Recently, I supped with a young, hipster evangelical leader. Someone you would know. Someone who runs large conferences. We had a nice time, but toward the end of our time together, I asked her a question that I figured I knew the answer to:
“You won’t have me or Doug or Brian speak at your events, will you?”
The answer, after some hemming and hawing, was “No.”
Here’s why I asked: Her conference, like many other evangelical conferences, has two categories of speakers: evangelical speakers and non-Christian speakers.
In other words, they’ll have Christians like Rick Warren and Mark Driscoll and Jo Saxton and Dave Kinnaman. They’ll have evangelicals who are disappointed in evangelicals, like Shane Claiborne and Tony Campolo.
And they’ll have non-Christians like Malcolm Gladwell and Charlene Li and Seth Godin. They’ll bring in an executive from Nike or Apple or Southwest Airlines. They’ll interview activists and artists and actors.
These people in the second group can have whatever position they want on gays or marriage or abortion or the Bible.

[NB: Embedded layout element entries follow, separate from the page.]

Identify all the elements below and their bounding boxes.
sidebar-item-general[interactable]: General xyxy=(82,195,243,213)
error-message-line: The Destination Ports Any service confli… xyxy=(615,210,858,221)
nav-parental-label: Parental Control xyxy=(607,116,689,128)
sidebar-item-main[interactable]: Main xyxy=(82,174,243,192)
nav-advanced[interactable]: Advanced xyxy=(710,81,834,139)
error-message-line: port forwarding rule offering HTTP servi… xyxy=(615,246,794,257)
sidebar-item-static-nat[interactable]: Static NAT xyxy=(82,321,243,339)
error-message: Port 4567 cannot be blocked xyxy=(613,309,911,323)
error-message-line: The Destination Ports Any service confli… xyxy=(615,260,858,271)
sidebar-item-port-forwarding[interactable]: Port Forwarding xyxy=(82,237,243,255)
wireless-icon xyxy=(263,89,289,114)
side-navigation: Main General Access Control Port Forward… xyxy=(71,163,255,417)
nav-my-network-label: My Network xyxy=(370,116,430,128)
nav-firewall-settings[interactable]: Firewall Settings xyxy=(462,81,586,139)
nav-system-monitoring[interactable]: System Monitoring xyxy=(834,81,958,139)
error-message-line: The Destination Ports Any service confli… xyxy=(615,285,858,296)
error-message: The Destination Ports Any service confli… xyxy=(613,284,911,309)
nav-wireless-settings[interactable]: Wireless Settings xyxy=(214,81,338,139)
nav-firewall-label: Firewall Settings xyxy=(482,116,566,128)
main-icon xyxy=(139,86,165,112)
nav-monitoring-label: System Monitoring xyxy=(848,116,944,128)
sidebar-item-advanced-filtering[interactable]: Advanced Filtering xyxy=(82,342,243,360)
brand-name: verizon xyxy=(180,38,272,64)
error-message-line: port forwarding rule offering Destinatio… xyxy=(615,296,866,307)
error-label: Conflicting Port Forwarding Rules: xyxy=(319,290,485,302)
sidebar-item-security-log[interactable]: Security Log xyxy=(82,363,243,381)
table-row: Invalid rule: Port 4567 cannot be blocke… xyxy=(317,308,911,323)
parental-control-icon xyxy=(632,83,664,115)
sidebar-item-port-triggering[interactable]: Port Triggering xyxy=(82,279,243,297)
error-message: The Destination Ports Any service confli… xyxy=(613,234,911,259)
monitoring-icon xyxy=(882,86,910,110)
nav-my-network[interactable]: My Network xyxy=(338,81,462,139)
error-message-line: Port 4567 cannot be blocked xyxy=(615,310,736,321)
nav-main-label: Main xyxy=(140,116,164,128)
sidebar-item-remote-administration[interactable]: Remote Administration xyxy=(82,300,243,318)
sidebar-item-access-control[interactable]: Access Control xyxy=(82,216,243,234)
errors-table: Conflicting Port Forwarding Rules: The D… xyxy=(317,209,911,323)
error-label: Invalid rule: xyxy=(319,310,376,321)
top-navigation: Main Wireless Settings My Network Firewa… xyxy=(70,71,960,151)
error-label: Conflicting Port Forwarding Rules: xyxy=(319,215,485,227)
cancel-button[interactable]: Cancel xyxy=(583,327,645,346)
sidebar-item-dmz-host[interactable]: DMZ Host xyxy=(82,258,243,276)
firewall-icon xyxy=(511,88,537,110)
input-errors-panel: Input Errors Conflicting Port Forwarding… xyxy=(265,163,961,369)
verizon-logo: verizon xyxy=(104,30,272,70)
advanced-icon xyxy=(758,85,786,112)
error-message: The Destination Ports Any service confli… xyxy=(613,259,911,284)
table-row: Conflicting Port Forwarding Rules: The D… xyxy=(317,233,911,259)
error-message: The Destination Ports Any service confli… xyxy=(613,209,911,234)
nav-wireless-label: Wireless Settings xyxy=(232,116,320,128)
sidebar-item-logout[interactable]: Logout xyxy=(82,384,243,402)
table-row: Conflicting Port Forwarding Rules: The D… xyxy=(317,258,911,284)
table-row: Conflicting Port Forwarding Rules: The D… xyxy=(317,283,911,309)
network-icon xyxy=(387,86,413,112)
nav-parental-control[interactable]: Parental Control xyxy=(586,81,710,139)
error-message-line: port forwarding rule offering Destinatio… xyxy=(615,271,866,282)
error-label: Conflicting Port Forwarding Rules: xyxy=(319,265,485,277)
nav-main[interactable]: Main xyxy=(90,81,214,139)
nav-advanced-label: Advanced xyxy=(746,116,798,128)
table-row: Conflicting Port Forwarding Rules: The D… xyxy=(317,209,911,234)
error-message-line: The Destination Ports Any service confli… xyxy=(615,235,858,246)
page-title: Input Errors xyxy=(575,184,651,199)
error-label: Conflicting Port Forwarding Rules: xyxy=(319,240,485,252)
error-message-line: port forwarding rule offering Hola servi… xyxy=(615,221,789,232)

It doesn’t matter what they think about any social or theological issue, because hipster evangelicals feel that they can learn how to be “cutting edge” and to “think outside the box” from these “cultural creatives.”
(Interestingly, it’s more likely that one of these “cultural creatives” will drop out of an evangelical speaking engagement, as when Starbucks CEO Howard Schultz canceled a gig with megachurch Willow Creek last year.)
But these evangelical conference planners will not have a progressive Christian leader, no matter how creative, smart, relevant, or hip.
“Why?” I asked my friend. “Why will you not have us?”
“Because,” she replied, “Then everyone would say, ‘See, they’re going liberal, just like I suspected.'”
So the upshot is that no matter how thin or stupid the theology of a cultural speaker, they’re welcome. And no matter how astute the contributions of a progressive Christian, they’re not welcome.
Is that any way to run a religion? Do you think it’s the same with progressive Christian events, like Wild Goose? If it is, it’s surely not for the same reason that she told me.